Теперь у него оставалось только два противника. Эдуард Петрович встал напротив Алисы, оценил позицию, покачал головой и сказал Юльке Грибковой заговорщическим голосом:
  — Надо, чтобы она осталась у нас в школе. Если ты патриот, ты этого, Грибкова, добьешься.
  Тогда Юлька поняла, что Алиса может выиграть у самого гроссмейстера.
  — Я бы сама мечтала, — сказала она физкультурнику.
  А Алиса смотрела на доску Коли Сулимы и никак не могла придумать, как одолеть гроссмейстера. Получалось, что гроссмейстер навяжет Коле обмен ферзей, а потом добьётся вечного шаха. Получится ничья.
  — Сдаваться? — спросил Коля Алису.
  — Ты с ума сошёл!
  В этот момент подошёл гроссмейстер.
  — Каково ваше решение? — спросил он у Сулимы.
  — Можно я еще подумаю? — спросил Сулима.
  — Думайте.
  Гроссмейстер вернулся к Алисе.
  — Так, — сказал он, увидев её ход. — Что ж, спасибо. Мне урок за самоуверенность. Сдаюсь.
   — Он пожал Алисе руку.
  Алиса встала и сказала:
  — Вам спасибо. На вашем месте я из тридцати партий десять бы проиграла. Это же тяжёлый труд — держать в голове столько позиций.
  — Нет, вы не правы, — сказал гроссмейстер. — Я держал в голове только три-четыре
позиции. Остальные не вызывали у меня опасений.
  Они повернулись к Коле Сулиме.
  Он ещё думал.
  Кроме Юльки и Эдуарда Петровича, никто не заметил, что гроссмейстер проиграл Алисе.
  Все уставились на доску Коли Сулимы.
  Коля три раза тянул руку к своему королю, всё никак не мог решить, куда его отвести, хотя
это уже не играло роли.
  Гроссмейстер двинул вперед своего ферзя.
  — Шах.
  — И вилка на твоего ферзя, — сказала Мила Руткевич вслух, хотя и без неё всем это было
ясно.
  Коля взглянул в отчаянии на соседний стул, где должна была сидеть Алиса, но там её не
было.
  — Ешь королеву, — сказал Наумов, который играл плохо и поэтому называл все фигуры
по-любительски.
  — Не «ешь королеву», а «возьми ферзя», — поправила его Мила.
  Коля в полной тишине поставил своего ферзя на место гроссмейстерского, и тот тут же
объявил ему вечный шах ладьёй и конём.

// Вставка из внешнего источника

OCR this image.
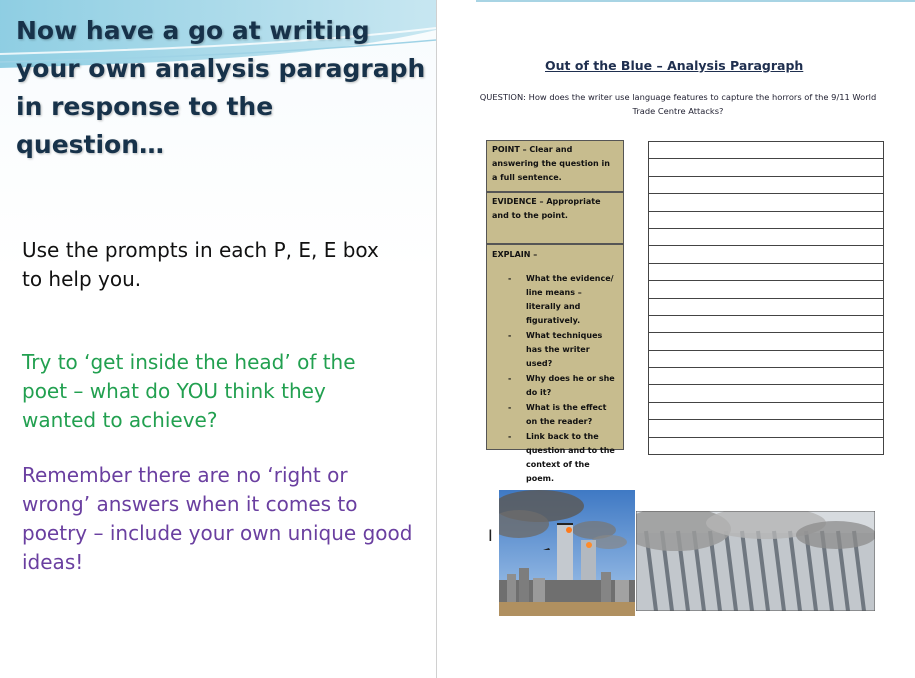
Now have a go at writing your own analysis paragraph in response to the question…

Use the prompts in each P, E, E box to help you.

Try to ‘get inside the head’ of the poet – what do YOU think they wanted to achieve?

Remember there are no ‘right or wrong’ answers when it comes to poetry – include your own unique good ideas!

Out of the Blue – Analysis Paragraph

QUESTION: How does the writer use language features to capture the horrors of the 9/11 World Trade Centre Attacks?

POINT – Clear and answering the question in a full sentence.
EVIDENCE – Appropriate and to the point.
EXPLAIN –
- What the evidence/ line means – literally and figuratively.
- What techniques has the writer used?
- Why does he or she do it?
- What is the effect on the reader?
- Link back to the question and to the context of the poem.
I
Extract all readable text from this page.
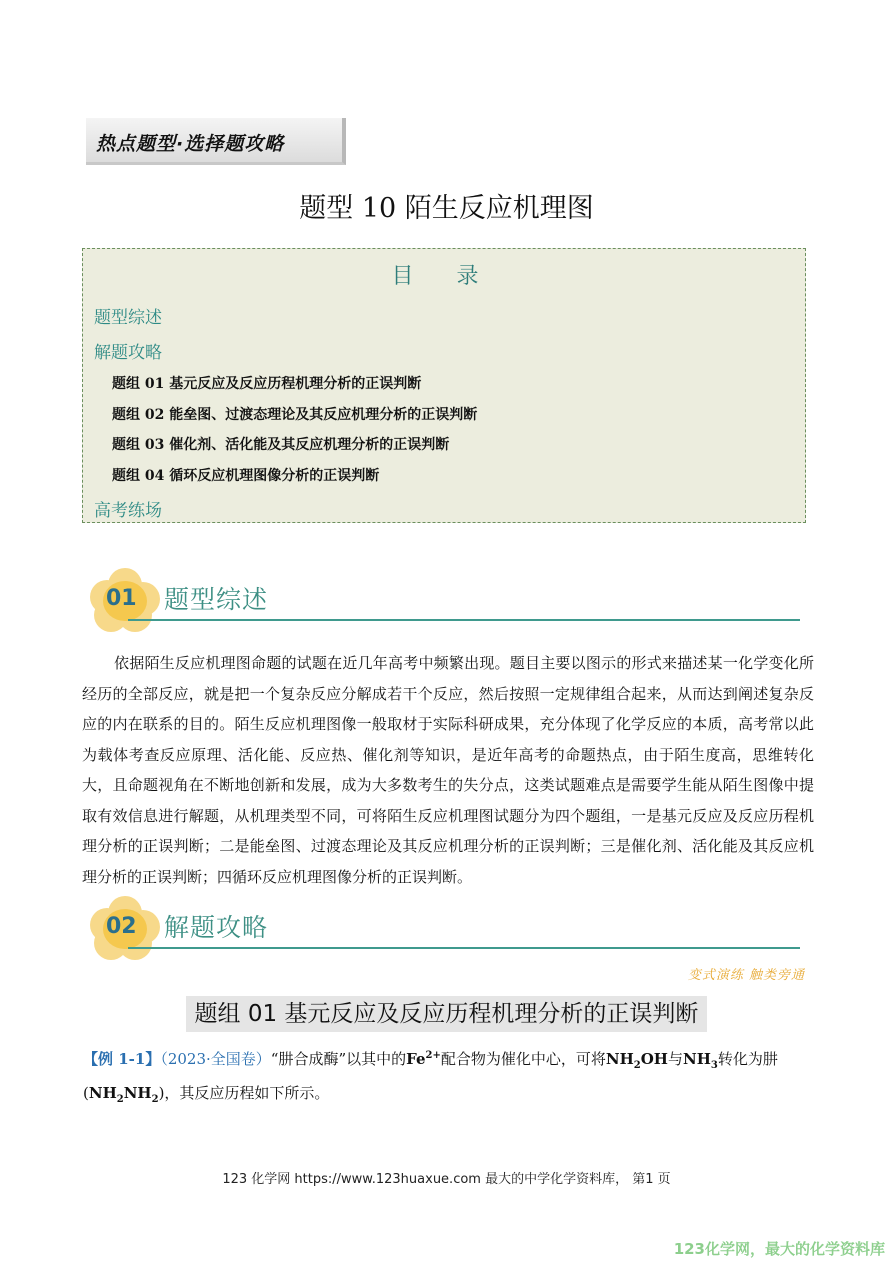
热点题型·选择题攻略
题型 10 陌生反应机理图
目 录
题型综述
解题攻略
题组 01 基元反应及反应历程机理分析的正误判断
题组 02 能垒图、过渡态理论及其反应机理分析的正误判断
题组 03 催化剂、活化能及其反应机理分析的正误判断
题组 04 循环反应机理图像分析的正误判断
高考练场
01 题型综述

依据陌生反应机理图命题的试题在近几年高考中频繁出现。题目主要以图示的形式来描述某一化学变化所经历的全部反应，就是把一个复杂反应分解成若干个反应，然后按照一定规律组合起来，从而达到阐述复杂反应的内在联系的目的。陌生反应机理图像一般取材于实际科研成果，充分体现了化学反应的本质，高考常以此为载体考查反应原理、活化能、反应热、催化剂等知识，是近年高考的命题热点，由于陌生度高，思维转化大，且命题视角在不断地创新和发展，成为大多数考生的失分点，这类试题难点是需要学生能从陌生图像中提取有效信息进行解题，从机理类型不同，可将陌生反应机理图试题分为四个题组，一是基元反应及反应历程机理分析的正误判断；二是能垒图、过渡态理论及其反应机理分析的正误判断；三是催化剂、活化能及其反应机理分析的正误判断；四循环反应机理图像分析的正误判断。

02 解题攻略
变式演练 触类旁通
题组 01 基元反应及反应历程机理分析的正误判断
【例 1-1】（2023·全国卷）“肼合成酶”以其中的$Fe^{2+}$配合物为催化中心，可将$NH_2OH$与$NH_3$转化为肼
$(NH_2NH_2)$，其反应历程如下所示。
123 化学网 https://www.123huaxue.com 最大的中学化学资料库， 第1 页
123化学网，最大的化学资料库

Три раза они повторили ходы.
  — Ничья! — объявил Эдуард Петрович.
  — Ничья! — закричали болельщики. — Ничья! Ура!
  — Сулима с гроссмейстером вничью сыграл!

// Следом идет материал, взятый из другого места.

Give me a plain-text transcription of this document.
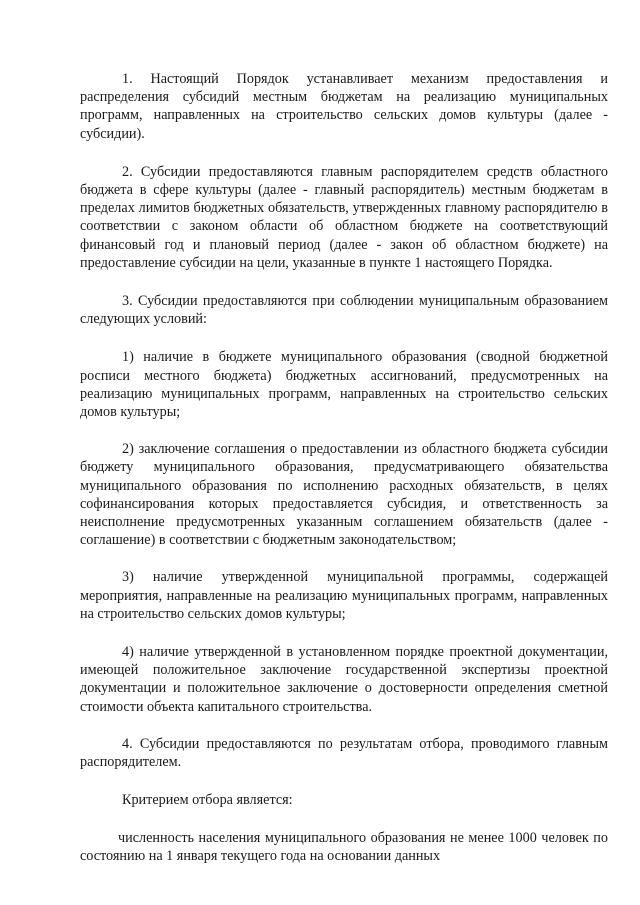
1. Настоящий Порядок устанавливает механизм предоставления и распределения субсидий местным бюджетам на реализацию муниципальных программ, направленных на строительство сельских домов культуры (далее - субсидии).

2. Субсидии предоставляются главным распорядителем средств областного бюджета в сфере культуры (далее - главный распорядитель) местным бюджетам в пределах лимитов бюджетных обязательств, утвержденных главному распорядителю в соответствии с законом области об областном бюджете на соответствующий финансовый год и плановый период (далее - закон об областном бюджете) на предоставление субсидии на цели, указанные в пункте 1 настоящего Порядка.

3. Субсидии предоставляются при соблюдении муниципальным образованием следующих условий:

1) наличие в бюджете муниципального образования (сводной бюджетной росписи местного бюджета) бюджетных ассигнований, предусмотренных на реализацию муниципальных программ, направленных на строительство сельских домов культуры;

2) заключение соглашения о предоставлении из областного бюджета субсидии бюджету муниципального образования, предусматривающего обязательства муниципального образования по исполнению расходных обязательств, в целях софинансирования которых предоставляется субсидия, и ответственность за неисполнение предусмотренных указанным соглашением обязательств (далее - соглашение) в соответствии с бюджетным законодательством;

3) наличие утвержденной муниципальной программы, содержащей мероприятия, направленные на реализацию муниципальных программ, направленных на строительство сельских домов культуры;

4) наличие утвержденной в установленном порядке проектной документации, имеющей положительное заключение государственной экспертизы проектной документации и положительное заключение о достоверности определения сметной стоимости объекта капитального строительства.

4. Субсидии предоставляются по результатам отбора, проводимого главным распорядителем.

Критерием отбора является:

численность населения муниципального образования не менее 1000 человек по состоянию на 1 января текущего года на основании данных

  — Минуту внимания! — сказал Эдуард Петрович. — Разрешите от вашего имени поблагодарить Владимира Аркадьевича за то, что он не пожалел своего времени, приехал к нам и провел этот сеанс.
  Все захлопали в ладоши.
  — Общий счет сеанса, — продолжал Эдуард Петрович, — двадцать восемь с половиной на полтора в пользу гроссмейстера.
  Все так и ахнули.
  — А кто же еще вничью сыграл? — спросила Мила Руткевич. — Это, наверно, ошибка.
  — Никакой ошибки, — сказал гроссмейстер. — Я тоже благодарен вам, ребята. Некоторые из моих сегодняшних соперников показали себя настоящими бойцами. Я даже думаю, что если бы мой последний соперник, с которым мы сыграли вничью, был немножко решительнее и меньше слушался своих болельщиков, он мог бы выиграть у меня, как и та девочка...
  — Какая девочка? — спросила Мила Руткевич.
  Гроссмейстер стал искать глазами Алису.
  — Так это же Алиса Селезнёва! — не выдержала Юлька. — Она выиграла у гроссмейстера!
  — Где Алиса? Какая Алиса?
  Ребята из других классов Алису еще не знали, и поднялась суета, и громче всех был слышен голос Бори Мессерера:
  — Я же вам говорил, что она супергерла! Моё открытие! Я её первый нарисовал!